If the log is from namespace A
then it should go to elasticsearch.A.svc
If the log is from namespace B
then it should go to elasticsearch.B.svc
To be more specific if we have an event:
Tag = kube.var.log.containers.etcd-monotop_kube-system_etcd-3f1ed117c42aaa559199f97fe5149913349cd9cab35cd64b6aa073e2dd6ac23d.log:
Event = [1487286363, {"log"=>"2017-02-07 19:56:54.983750 I | etcdmain: etcd Version: 3.0.14\n",
"stream"=>"stderr",
"time"=>"2017-02-07T19:56:54.984354129Z",
"kubernetes" => {"pod_name"=>"etcd-monotop",
"namespace_name"=>"kube-system",
"container_name"=>"etcd",
"docker_id"=>"3f1ed117c42aaa559199f97fe5149913349cd9cab35cd64b6aa073e2dd6ac23d"}
}
]
We want to use the value from Event
=> kubernetes
=> namespace_name
in the output's routing host
Yes, thats what I'm interested in.
The person maintaining the namespaced set of services (tenant user) and the person maintaining fluent-bit daemon/config (k8s admin) could be on completely different teams with different rights. Letting the logs flow to processes maintained at the tenant level would allow the users to self service the processing/storage of their own aggregated logs without involving the k8s admin.
Any update on this?
I would love to have something like this. Any update?
Any updates?
:+1:
Any update or a suggestion how to implement this behaviour with latest version?

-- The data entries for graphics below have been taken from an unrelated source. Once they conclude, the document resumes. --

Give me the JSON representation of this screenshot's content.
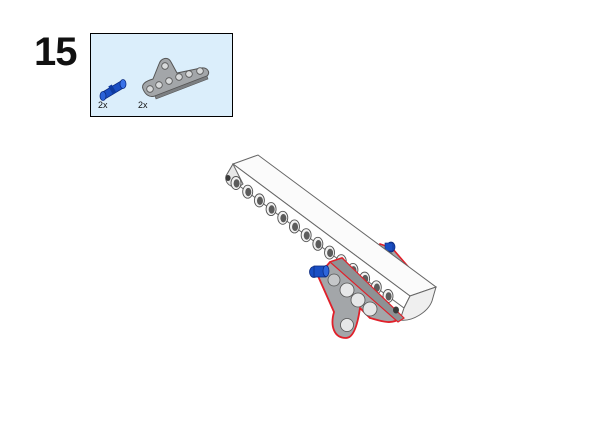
{
  "step": {
    "number": "15"
  },
  "parts_list": {
    "items": [
      {
        "part": "blue-pin-icon",
        "color": "#1a4fc4",
        "quantity": "2x"
      },
      {
        "part": "gray-triangle-beam-icon",
        "color": "#a3a6a9",
        "quantity": "2x"
      }
    ]
  },
  "assembly": {
    "highlight_color": "#e0202a",
    "beam_color": "#f4f4f4",
    "added_part_color": "#a3a6a9",
    "pin_color": "#1a4fc4"
  }
}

hi folks, coming back to this, trying to understand if still is something highly desired. thanks
For K8s, could we come up with a filter/outputter that forwarded traffic to the fluentd located in the namespace for the pod being collected for?
And as a bonus, the k8s service name can be overridden in a pod attribute?
That would allow the k8s cluster admin to setup 1 fluent-bit daemonset for everyone, and each project can setup their own filtering rules in their own fluentd(s) running under their own control.